5 foods you should avoid giving to your baby
Starting solids is an exciting time, but knowing what foods to give your baby can be quite stressful. Ensuring they have a healthy and nutritious diet is so important for their wellbeing and development.
We all want to do the best for our families, but between busy lives and a lack of understanding, we can unknowingly be giving our children foods or specific ingredients that are doing them more harm than good.
We are all about living in moderation but when it comes to babies you have to be careful of what is going into their bellies as their digestive system is still developing. But there are also some foods that you should avoid giving your baby, especially in that first year.
Chips, salted crackers or popcorn should not be fed to your baby – this is a pretty obvious one. Their high sodium content gives your baby the false illusion of being full and leaves no space for nutritious food. Popcorn is a choking hazard and should not be given to babies or toddlers.
Sodium shows up in just about everything you pick up on the shelf at the supermarket – from the pre-packaged baby foods to the so-called baby crackers and even yogurts aimed at babies and small children. Flip the packet over and be sure to check the sodium.

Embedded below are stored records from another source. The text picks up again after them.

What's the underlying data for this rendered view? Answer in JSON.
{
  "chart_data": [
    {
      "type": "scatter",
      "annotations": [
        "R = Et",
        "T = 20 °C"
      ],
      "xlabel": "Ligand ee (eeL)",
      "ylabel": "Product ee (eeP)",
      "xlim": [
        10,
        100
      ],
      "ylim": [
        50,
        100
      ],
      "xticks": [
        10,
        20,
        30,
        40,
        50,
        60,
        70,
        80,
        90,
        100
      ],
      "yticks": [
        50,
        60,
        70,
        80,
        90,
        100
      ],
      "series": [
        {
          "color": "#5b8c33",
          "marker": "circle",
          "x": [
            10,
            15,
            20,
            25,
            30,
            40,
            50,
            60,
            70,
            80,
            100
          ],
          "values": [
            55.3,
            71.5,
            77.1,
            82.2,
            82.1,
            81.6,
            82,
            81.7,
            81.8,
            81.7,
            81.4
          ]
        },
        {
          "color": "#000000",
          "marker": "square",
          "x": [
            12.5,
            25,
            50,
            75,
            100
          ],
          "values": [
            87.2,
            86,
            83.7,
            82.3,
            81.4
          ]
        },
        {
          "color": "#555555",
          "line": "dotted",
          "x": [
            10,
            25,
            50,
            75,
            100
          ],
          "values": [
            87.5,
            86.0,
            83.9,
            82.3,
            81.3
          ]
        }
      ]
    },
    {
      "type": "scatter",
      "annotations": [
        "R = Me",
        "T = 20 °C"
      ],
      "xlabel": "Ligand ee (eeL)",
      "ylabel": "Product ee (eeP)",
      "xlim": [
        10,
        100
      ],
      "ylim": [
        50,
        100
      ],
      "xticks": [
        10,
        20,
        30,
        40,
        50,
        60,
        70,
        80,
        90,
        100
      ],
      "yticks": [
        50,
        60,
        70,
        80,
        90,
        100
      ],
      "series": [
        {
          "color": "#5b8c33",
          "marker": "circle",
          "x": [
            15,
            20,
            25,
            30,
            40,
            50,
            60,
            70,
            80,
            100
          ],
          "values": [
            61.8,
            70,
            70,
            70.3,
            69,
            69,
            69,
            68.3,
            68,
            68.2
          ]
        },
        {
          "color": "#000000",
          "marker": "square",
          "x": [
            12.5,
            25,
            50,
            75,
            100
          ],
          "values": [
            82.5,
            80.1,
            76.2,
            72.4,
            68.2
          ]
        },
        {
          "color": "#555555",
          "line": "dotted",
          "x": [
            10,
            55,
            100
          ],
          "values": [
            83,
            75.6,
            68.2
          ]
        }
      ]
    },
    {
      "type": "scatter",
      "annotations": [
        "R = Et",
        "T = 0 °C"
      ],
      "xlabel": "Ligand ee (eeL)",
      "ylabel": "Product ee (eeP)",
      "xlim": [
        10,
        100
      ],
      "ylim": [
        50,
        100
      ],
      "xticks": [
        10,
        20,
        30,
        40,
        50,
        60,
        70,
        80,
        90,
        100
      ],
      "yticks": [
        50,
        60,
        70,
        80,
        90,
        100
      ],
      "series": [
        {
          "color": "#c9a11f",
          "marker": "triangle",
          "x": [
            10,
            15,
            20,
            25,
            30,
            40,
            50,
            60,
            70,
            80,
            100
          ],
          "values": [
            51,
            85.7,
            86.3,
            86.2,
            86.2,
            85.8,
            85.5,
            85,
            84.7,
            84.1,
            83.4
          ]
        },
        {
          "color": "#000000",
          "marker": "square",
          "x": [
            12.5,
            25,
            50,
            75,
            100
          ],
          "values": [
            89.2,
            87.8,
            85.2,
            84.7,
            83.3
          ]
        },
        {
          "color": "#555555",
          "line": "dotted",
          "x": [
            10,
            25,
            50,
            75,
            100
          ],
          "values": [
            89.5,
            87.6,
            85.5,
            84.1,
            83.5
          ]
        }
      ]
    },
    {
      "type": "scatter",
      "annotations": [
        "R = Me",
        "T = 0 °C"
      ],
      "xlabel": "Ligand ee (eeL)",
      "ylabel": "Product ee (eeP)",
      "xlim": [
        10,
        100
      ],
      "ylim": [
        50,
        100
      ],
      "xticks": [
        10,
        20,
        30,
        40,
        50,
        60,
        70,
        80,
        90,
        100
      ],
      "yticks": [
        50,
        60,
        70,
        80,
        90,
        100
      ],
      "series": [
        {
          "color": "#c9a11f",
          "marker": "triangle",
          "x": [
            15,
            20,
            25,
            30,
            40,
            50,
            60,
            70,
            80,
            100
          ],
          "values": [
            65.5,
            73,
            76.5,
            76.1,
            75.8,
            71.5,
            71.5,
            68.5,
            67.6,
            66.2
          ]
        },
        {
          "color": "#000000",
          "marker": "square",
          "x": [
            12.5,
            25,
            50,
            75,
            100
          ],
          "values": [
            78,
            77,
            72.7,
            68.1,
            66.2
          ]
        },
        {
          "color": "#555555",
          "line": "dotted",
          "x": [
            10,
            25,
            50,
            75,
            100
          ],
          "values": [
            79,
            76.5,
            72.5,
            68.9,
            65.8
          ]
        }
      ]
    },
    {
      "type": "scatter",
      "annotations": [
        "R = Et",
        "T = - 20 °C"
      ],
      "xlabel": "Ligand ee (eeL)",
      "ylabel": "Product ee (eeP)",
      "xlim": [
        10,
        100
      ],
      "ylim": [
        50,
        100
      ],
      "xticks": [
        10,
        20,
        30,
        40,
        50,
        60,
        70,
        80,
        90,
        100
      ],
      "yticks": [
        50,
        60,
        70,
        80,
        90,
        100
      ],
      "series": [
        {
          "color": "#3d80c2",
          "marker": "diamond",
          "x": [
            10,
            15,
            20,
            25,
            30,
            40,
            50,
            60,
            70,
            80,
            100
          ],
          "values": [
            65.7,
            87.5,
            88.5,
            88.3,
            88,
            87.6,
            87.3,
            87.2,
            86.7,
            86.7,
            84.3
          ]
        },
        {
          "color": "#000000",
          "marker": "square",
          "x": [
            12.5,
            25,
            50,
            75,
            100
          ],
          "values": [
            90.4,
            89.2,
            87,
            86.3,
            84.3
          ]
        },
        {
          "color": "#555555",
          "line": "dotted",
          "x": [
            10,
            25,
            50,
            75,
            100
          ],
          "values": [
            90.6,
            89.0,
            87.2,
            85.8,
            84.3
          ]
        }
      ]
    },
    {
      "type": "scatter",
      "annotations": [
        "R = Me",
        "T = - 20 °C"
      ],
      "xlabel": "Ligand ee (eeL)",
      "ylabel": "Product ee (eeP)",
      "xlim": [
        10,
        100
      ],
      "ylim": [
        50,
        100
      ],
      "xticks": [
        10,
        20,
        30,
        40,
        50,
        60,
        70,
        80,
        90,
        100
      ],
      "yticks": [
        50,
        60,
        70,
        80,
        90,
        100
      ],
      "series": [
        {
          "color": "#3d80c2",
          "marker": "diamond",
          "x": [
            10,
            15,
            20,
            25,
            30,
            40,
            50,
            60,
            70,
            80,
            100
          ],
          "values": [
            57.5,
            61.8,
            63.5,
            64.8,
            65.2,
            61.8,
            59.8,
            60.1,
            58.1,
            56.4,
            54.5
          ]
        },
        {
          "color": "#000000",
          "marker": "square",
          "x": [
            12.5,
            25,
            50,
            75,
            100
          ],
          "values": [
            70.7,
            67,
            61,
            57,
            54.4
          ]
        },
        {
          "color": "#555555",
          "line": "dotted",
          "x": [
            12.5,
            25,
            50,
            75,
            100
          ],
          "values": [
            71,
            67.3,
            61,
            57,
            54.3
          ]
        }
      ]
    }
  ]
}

Babies under 6 months should have no more than 110mg per day and babies 7-12 months should have no more than 370mg per day.
The same goes for sugar! Sugary lollies, chocolates, cakes and desserts are all wonderful to have as adults but are not advisable for children, specifically babies, who need healthy nourishing food. Sugar is empty calories for your babies with no nutritional benefits; instead, give them a piece of fruit (where they can consume natural sugars) or natural sweeteners.
Again, turn the packet over of anything you are giving to your baby and check how much sugar is in it – you’ll be alarmed at how much sugar is in most of the yogurts, fruit pouches and snacks aimed at little ones. Children under 2 should have very minimal processed sugar in their diet.
3. Soft drinks/fruit juice
Much like sugar, soft drinks and fruit juices are unhealthy for your baby as their high sugar content or caffeine (in some) can cause your baby to become ill, gain weight and experience tooth decay. Regular consumption of sugary drinks can also make it more difficult for you to introduce healthier foods to your baby.
Babies under one year should only consume breastmilk/formula and water and water and milk should remain the primary beverage for toddlers and preschoolers.
4. Fast Food/Processed foods
Processed foods are unhealthy for adults, and the same applies to your baby. Fast and processed foods have high salt and sugar content, additives and chemicals and as mentioned before, they add no nutritional value to your baby’s diet. While it is an easier and more convenient option for us time-poor parents, try and plan ahead and meal prep healthier foods (boiled vegetables, plain chicken, rice) as much as possible.
Honey is often viewed as being healthy, and while it causes no serious harm to adults or young children, it can often be toxic for babies (particularly those who are less than a year old).
Babies consuming honey can contract infant botulism, which results in tiredness, weakness and in extreme cases sometimes be fatal. Once babies are over one, however, honey is a great natural sweetener.
While it can be overwhelming trying to figure out what’s best for your child, and our lives are busier than ever it can be hard to make the best choices all the time. Avoiding these foods in favour of fresh fruits and vegetables, lean meats and wholegrains can help keep your baby healthy and can promote their growth and development.